- 32°39′11.1″N 35°10′06.5″E﻿ / ﻿32.653083°N 35.168472°E
- Type: Tell
- Periods: Bronze Age, Iron Age, Persian, Hellenistic, Roman, Byzantine, Early Arab, Crusader, Mamluk, Ottoman, British
- Location: Israel
- Region: Jezreel Valley, Israel

History
- Abandoned: British period

Site notes
- Excavation dates: 2007
- Archaeologists: Avner Raban; Eli Yanai;

= Tel Shor =

Archaeological site in Jezreel Valley, Israel

Tel Shor (תל שור, "mound of the bull"), or Tell Thorah (تل ثورة, Tell Thwrah) is an archaeological site in the center of the western Jezreel Valley. It contains a small settlement mound (tell) with an area of 3 dunam. It rises to a height of 5-6 m above the alluvial plain. It is situated 1 km north of Kishon River. South and west of the mound are springs the form a marsh. The site was surveyed in the past and building stones were found scattered on the mound. Based on the pottery found it was settled as early as the Early Bronze Age and human presence is noted in every period until the modern era. A mausoleum from the Roman era with a stone sarcophagus was damaged during drainage work in the 1960s along with the mound's western edges. An excavation took place around the site in 2007 and discovered several burials, mostly from the Persian period, as well as one burial dated to either the Late Bronze Age or Iron Age and another one from the Roman period in addition to the mausoleum.

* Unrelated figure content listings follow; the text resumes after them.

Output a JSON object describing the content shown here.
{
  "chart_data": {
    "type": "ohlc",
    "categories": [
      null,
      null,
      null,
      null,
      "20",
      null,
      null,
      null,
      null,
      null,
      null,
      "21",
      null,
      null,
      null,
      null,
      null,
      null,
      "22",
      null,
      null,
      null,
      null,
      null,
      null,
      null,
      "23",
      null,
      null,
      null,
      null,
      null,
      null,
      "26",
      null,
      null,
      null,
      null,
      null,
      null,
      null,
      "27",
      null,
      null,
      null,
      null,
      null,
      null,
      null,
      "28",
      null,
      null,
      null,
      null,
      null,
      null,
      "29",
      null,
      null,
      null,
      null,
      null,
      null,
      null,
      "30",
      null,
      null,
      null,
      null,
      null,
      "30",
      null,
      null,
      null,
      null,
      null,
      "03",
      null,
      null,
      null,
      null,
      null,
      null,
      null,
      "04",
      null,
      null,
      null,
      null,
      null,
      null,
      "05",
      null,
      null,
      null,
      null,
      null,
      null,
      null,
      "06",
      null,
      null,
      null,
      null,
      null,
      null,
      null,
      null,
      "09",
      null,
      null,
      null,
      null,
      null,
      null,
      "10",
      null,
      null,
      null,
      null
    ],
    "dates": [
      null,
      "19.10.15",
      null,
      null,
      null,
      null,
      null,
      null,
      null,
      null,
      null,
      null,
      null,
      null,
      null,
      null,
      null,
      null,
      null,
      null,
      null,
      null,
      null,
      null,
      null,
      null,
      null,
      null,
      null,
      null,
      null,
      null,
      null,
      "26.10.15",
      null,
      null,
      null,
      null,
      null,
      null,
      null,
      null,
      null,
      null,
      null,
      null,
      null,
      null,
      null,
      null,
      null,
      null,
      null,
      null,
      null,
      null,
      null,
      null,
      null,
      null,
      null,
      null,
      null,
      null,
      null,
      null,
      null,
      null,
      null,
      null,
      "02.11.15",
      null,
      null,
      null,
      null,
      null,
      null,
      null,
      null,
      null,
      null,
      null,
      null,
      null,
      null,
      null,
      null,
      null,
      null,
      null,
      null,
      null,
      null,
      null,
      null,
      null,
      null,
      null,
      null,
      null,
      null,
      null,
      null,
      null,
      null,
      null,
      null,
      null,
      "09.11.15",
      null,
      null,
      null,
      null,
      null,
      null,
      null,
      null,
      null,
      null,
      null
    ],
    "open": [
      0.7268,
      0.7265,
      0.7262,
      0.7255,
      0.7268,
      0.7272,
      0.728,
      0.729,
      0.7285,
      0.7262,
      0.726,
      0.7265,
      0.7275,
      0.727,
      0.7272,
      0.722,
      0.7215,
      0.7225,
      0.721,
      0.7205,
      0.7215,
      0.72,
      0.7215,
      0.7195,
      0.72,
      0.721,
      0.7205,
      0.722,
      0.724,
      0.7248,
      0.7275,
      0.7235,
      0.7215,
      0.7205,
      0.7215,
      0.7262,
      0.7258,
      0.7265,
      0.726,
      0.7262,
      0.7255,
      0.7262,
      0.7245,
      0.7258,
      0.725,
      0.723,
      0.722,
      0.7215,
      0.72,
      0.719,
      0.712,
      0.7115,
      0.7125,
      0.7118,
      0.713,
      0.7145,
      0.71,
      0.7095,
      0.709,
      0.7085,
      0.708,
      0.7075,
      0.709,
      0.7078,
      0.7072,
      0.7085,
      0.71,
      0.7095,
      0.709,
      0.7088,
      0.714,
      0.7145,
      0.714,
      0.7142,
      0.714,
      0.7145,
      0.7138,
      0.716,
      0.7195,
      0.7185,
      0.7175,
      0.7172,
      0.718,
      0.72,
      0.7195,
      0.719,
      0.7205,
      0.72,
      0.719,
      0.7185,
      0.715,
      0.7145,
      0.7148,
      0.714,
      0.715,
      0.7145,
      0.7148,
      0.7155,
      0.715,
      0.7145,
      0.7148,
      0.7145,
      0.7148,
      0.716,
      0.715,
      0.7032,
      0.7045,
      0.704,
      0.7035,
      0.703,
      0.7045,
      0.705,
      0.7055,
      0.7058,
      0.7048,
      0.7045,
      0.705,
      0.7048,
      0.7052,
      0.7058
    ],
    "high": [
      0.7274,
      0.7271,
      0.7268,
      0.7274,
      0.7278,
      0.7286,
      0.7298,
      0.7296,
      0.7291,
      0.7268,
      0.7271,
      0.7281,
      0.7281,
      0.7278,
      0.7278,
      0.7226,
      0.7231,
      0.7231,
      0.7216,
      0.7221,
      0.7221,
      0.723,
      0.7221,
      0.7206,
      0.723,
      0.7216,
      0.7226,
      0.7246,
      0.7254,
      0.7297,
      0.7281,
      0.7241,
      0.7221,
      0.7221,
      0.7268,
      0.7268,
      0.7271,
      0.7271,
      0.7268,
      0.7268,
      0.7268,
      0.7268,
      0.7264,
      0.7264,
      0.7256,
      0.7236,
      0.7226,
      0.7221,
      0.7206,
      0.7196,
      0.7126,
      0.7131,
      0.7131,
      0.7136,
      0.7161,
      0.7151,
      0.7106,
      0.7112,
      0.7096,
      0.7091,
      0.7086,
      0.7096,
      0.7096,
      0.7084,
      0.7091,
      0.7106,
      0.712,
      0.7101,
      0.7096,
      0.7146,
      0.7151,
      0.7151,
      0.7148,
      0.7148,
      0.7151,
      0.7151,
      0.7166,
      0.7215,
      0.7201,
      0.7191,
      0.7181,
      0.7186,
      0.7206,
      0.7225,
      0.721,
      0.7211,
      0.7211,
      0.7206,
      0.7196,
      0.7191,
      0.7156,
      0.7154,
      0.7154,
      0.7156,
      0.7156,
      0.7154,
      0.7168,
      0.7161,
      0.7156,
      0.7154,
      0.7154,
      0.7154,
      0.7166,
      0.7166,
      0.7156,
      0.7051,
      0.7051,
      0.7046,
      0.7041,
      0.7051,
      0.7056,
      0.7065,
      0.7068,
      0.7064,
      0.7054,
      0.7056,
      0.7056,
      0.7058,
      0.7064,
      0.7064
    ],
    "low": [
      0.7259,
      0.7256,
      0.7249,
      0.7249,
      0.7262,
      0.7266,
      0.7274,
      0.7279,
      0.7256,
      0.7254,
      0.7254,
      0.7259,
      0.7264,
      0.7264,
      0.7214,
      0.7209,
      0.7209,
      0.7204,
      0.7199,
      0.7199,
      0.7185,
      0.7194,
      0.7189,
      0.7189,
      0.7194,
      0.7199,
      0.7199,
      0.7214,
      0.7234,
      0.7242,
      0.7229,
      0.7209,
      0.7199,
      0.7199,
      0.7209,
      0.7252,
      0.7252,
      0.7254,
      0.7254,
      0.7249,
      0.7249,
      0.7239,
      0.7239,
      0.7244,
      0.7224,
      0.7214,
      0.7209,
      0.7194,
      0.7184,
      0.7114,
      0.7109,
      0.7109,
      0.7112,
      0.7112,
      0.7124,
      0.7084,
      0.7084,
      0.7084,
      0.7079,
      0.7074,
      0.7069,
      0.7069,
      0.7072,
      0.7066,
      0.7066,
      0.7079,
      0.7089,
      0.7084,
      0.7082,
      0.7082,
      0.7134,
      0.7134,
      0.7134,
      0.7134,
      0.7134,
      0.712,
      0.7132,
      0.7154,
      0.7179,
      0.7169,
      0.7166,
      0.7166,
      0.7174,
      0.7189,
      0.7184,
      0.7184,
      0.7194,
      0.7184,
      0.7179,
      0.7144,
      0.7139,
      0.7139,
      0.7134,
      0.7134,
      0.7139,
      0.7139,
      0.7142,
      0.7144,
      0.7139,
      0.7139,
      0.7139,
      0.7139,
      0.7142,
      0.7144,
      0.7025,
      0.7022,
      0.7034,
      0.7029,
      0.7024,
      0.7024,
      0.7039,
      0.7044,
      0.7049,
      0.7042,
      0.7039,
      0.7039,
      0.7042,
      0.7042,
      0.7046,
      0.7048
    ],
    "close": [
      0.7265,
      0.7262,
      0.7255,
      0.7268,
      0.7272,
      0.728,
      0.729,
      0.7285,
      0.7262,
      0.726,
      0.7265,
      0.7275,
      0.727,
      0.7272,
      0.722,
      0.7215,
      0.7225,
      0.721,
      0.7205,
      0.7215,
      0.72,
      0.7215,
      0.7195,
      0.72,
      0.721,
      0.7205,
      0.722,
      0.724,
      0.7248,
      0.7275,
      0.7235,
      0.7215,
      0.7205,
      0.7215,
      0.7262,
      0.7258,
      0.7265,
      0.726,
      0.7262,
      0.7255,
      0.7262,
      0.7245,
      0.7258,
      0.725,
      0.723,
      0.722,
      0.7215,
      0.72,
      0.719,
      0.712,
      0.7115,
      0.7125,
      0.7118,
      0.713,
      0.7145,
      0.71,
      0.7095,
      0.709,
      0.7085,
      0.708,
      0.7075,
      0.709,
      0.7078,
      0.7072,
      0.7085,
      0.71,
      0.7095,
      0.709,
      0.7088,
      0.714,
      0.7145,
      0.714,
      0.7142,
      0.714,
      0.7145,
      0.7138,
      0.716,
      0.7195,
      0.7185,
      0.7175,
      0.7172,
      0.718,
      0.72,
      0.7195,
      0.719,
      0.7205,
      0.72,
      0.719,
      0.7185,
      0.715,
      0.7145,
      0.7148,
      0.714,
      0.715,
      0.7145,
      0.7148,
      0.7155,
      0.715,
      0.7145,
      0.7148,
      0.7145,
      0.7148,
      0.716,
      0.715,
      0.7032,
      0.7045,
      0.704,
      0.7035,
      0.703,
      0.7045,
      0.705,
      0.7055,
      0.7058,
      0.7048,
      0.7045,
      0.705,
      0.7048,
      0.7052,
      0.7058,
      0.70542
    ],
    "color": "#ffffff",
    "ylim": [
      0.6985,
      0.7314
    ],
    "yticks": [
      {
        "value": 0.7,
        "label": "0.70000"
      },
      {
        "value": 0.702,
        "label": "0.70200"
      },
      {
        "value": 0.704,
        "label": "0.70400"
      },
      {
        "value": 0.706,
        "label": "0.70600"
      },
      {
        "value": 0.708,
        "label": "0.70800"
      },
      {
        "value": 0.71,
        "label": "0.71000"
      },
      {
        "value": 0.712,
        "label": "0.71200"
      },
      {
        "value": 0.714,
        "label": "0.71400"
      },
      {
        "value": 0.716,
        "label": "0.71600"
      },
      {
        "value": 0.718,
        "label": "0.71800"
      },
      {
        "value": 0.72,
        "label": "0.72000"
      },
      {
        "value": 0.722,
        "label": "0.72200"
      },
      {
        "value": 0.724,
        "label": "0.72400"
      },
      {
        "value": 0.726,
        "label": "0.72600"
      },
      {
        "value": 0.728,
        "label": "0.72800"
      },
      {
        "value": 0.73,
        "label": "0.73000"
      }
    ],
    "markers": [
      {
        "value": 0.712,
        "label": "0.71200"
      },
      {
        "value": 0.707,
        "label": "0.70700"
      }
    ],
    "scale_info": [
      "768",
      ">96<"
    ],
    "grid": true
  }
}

The site was suggested by several scholars as the possible location of Maralah (מרעלה), a border town in the possession of the biblical Tribe of Zebulun, mentioned in the Book of Joshua.

== 2009 Excavation ==
The site was first excavated between July–August 2007 in a salvage excavation was conducted north of the site by a team headed by Israeli archaeologist Eli Yannai on behalf of the Israel Antiquities Authority. It was undertaken ahead of laying a railroad track with aid from the Israel Railway Authority. A trench of 100 meters was opened with mechanical equipment west of the mound and thirty squares were excavated north of the mound.

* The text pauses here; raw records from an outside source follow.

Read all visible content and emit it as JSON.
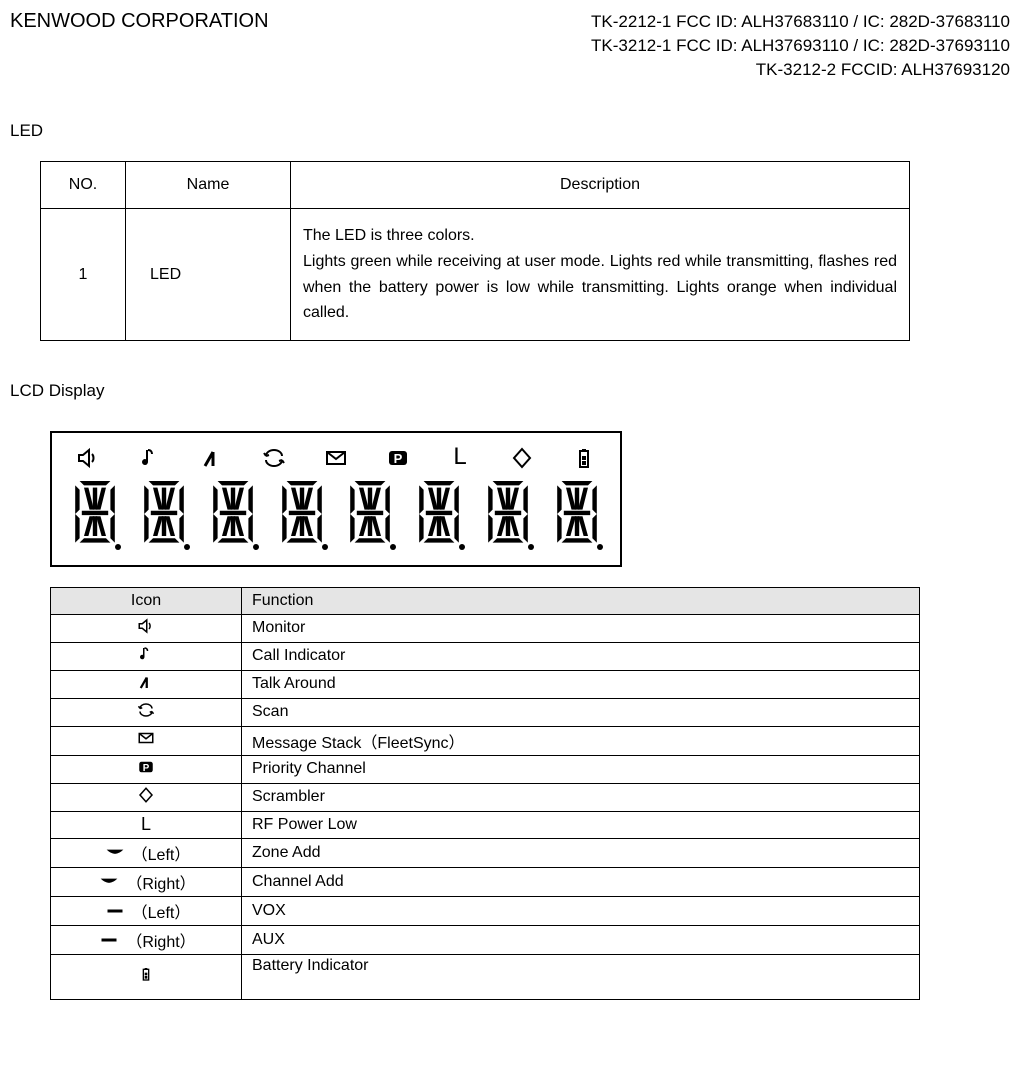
{
  "header": {
    "company": "KENWOOD CORPORATION",
    "id_lines": [
      "TK-2212-1 FCC ID: ALH37683110 / IC: 282D-37683110",
      "TK-3212-1 FCC ID: ALH37693110 / IC: 282D-37693110",
      "TK-3212-2 FCCID: ALH37693120"
    ]
  },
  "led_section": {
    "title": "LED",
    "columns": [
      "NO.",
      "Name",
      "Description"
    ],
    "row": {
      "no": "1",
      "name": "LED",
      "desc": "The LED is three colors.\nLights green while receiving at user mode. Lights red while transmitting, flashes red when the battery power is low while transmitting. Lights orange when individual called."
    }
  },
  "lcd_section": {
    "title": "LCD Display",
    "top_icons": [
      "speaker",
      "note",
      "antenna",
      "scan",
      "envelope",
      "priority",
      "L_text",
      "diamond",
      "battery"
    ],
    "L_label": "L",
    "digit_count": 8,
    "table": {
      "headers": [
        "Icon",
        "Function"
      ],
      "rows": [
        {
          "icon": "speaker",
          "side": "",
          "label": "Monitor"
        },
        {
          "icon": "note",
          "side": "",
          "label": "Call Indicator"
        },
        {
          "icon": "antenna",
          "side": "",
          "label": "Talk Around"
        },
        {
          "icon": "scan",
          "side": "",
          "label": "Scan"
        },
        {
          "icon": "envelope",
          "side": "",
          "label": "Message Stack（FleetSync）"
        },
        {
          "icon": "priority",
          "side": "",
          "label": "Priority Channel"
        },
        {
          "icon": "diamond",
          "side": "",
          "label": "Scrambler"
        },
        {
          "icon": "L_text",
          "side": "",
          "label": "RF Power Low"
        },
        {
          "icon": "caret",
          "side": "（Left）",
          "label": "Zone Add"
        },
        {
          "icon": "caret",
          "side": "（Right）",
          "label": "Channel Add"
        },
        {
          "icon": "dash",
          "side": "（Left）",
          "label": "VOX"
        },
        {
          "icon": "dash",
          "side": "（Right）",
          "label": "AUX"
        },
        {
          "icon": "battery",
          "side": "",
          "label": "Battery Indicator"
        }
      ]
    }
  },
  "colors": {
    "text": "#000000",
    "bg": "#ffffff",
    "header_bg": "#e5e5e5",
    "border": "#000000"
  }
}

The excavation yielded many potsherds of different periods, several burials and two refuse heaps. Although the mound itself was not excavated, the finds in the provide knowledge about the settlement history of Tel Shor.

== History ==

=== Bronze and Iron Ages ===
The earliest artifacts were found close to the mound in a settlement layer with potsherds from the Early Bronze Age II. North of the site were few potsherds from the Middle and Late Bronze Ages. In one of the burials found in the site was a flask dated either to the Late Bronze Age or to the Early Iron Age. Late Bronze Age clay figurine from imported from Greece was found as well as a chalk Mace. Other potsherds show that the site was settled in the Iron Age II.

=== Persian period ===
Most of the burial tombs were dated to the Persian period. The tombs contained offerings such as jars, juglets and a small amphora. In three of the tombs, there was a rich assemblage of jewelry. Bronze earrings and bracelets, Iron rings. One jewel was made of an unidentified metal, possibly silver. Next to one of the deceased was a vessel decorated with a geometric pattern. Inside the vessel was a needle that was used to apply makeup. One tomb was found within a pit that was lined and covered with ashlar stones. Although no artifacts were found inside, its orientation was and dimensions are similar to those of the other Persian ones.

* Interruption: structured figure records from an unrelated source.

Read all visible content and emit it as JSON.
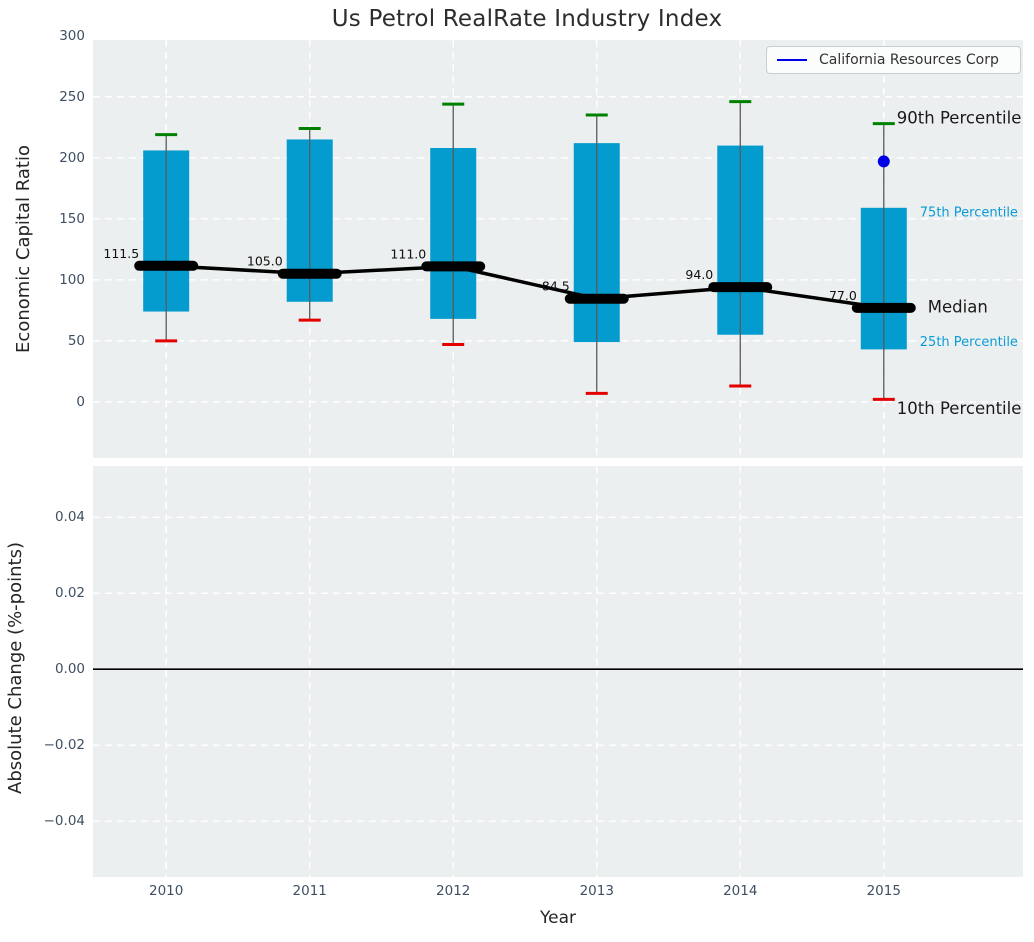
{
  "title": "Us Petrol RealRate Industry Index",
  "legend": {
    "label": "California Resources Corp",
    "line_color": "#0000e6",
    "position": "upper right"
  },
  "colors": {
    "panel_background": "#ebeff0",
    "grid": "#ffffff",
    "box_fill": "#049bce",
    "whisker": "#5a5a5a",
    "cap_90th": "#008000",
    "cap_10th": "#e50000",
    "median": "#000000",
    "company_point": "#0000e6",
    "tick_label": "#3f5063",
    "percentile_minor_label": "#0a9bd6",
    "percentile_major_label": "#1a1a1a",
    "zero_line": "#000000"
  },
  "chart_data": [
    {
      "type": "box",
      "panel": "top",
      "title": "Us Petrol RealRate Industry Index",
      "xlabel": "",
      "ylabel": "Economic Capital Ratio",
      "categories": [
        2010,
        2011,
        2012,
        2013,
        2014,
        2015
      ],
      "yticks": [
        {
          "v": 300,
          "label": "300"
        },
        {
          "v": 250,
          "label": "250"
        },
        {
          "v": 200,
          "label": "200"
        },
        {
          "v": 150,
          "label": "150"
        },
        {
          "v": 100,
          "label": "100"
        },
        {
          "v": 50,
          "label": "50"
        },
        {
          "v": 0,
          "label": "0"
        }
      ],
      "ylim": [
        -46,
        296.5
      ],
      "xlim": [
        2009.49,
        2015.97
      ],
      "grid": true,
      "boxes": [
        {
          "year": 2010,
          "p10": 50,
          "p25": 74,
          "median": 111.5,
          "p75": 206,
          "p90": 219,
          "median_label": "111.5"
        },
        {
          "year": 2011,
          "p10": 67,
          "p25": 82,
          "median": 105.0,
          "p75": 215,
          "p90": 224,
          "median_label": "105.0"
        },
        {
          "year": 2012,
          "p10": 47,
          "p25": 68,
          "median": 111.0,
          "p75": 208,
          "p90": 244,
          "median_label": "111.0"
        },
        {
          "year": 2013,
          "p10": 7,
          "p25": 49,
          "median": 84.5,
          "p75": 212,
          "p90": 235,
          "median_label": "84.5"
        },
        {
          "year": 2014,
          "p10": 13,
          "p25": 55,
          "median": 94.0,
          "p75": 210,
          "p90": 246,
          "median_label": "94.0"
        },
        {
          "year": 2015,
          "p10": 2,
          "p25": 43,
          "median": 77.0,
          "p75": 159,
          "p90": 228,
          "median_label": "77.0"
        }
      ],
      "median_line": [
        111.5,
        105.0,
        111.0,
        84.5,
        94.0,
        77.0
      ],
      "series": [
        {
          "name": "California Resources Corp",
          "type": "scatter",
          "color": "#0000e6",
          "points": [
            {
              "x": 2015,
              "y": 197
            }
          ]
        }
      ],
      "annotations": [
        {
          "text": "90th Percentile",
          "kind": "major",
          "at_value": 233,
          "dx": 13
        },
        {
          "text": "75th Percentile",
          "kind": "minor",
          "at_value": 155,
          "dx": 36
        },
        {
          "text": "Median",
          "kind": "major",
          "at_value": 78,
          "dx": 44
        },
        {
          "text": "25th Percentile",
          "kind": "minor",
          "at_value": 49,
          "dx": 36
        },
        {
          "text": "10th Percentile",
          "kind": "major",
          "at_value": -5,
          "dx": 13
        }
      ]
    },
    {
      "type": "line",
      "panel": "bottom",
      "xlabel": "Year",
      "ylabel": "Absolute Change (%-points)",
      "yticks": [
        {
          "v": 0.04,
          "label": "0.04"
        },
        {
          "v": 0.02,
          "label": "0.02"
        },
        {
          "v": 0.0,
          "label": "0.00"
        },
        {
          "v": -0.02,
          "label": "−0.02"
        },
        {
          "v": -0.04,
          "label": "−0.04"
        }
      ],
      "xticks": [
        {
          "v": 2010,
          "label": "2010"
        },
        {
          "v": 2011,
          "label": "2011"
        },
        {
          "v": 2012,
          "label": "2012"
        },
        {
          "v": 2013,
          "label": "2013"
        },
        {
          "v": 2014,
          "label": "2014"
        },
        {
          "v": 2015,
          "label": "2015"
        }
      ],
      "ylim": [
        -0.0547,
        0.0535
      ],
      "xlim": [
        2009.49,
        2015.97
      ],
      "grid": true,
      "zero_line": 0.0,
      "series": []
    }
  ]
}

At some point, during this period the cemetery was no longer used and refuse was left there. A refuse heap contained locally made pottery including bowls, jars, lamps, and cooking pots, as well as imported vessels from Cyprus and Athens.

=== Hellenistic period ===
The area where the Persian tombs and the refuse heap were found continued to be a refuse site during the Hellenistic period. Another heap was found including local made vessels, as well as stamped amphorae from Kos and Rhodes.

=== Roman period ===
The tomb found in the pit from the Persian period was seemingly cleared in the Roman period and was reused as a burial tomb in the Roman period. An adult individual was interred there with glass and stone bottles as offerings. This and the mausoleum indicate this area was probably also used as a cemetery in the Roman period.

=== Ottoman and British periods ===
In the 19th century, the Palestine Exploration Fund visited the place and found small mudbrick hovels near the springs. During the Ottoman period, the site was known as "Tel Tora" or "Tel Thorah". It served as a Turkmen settlement and seasonal settlement for shepherds from the surrounding regions. A well was found nearby that was used until the British rule.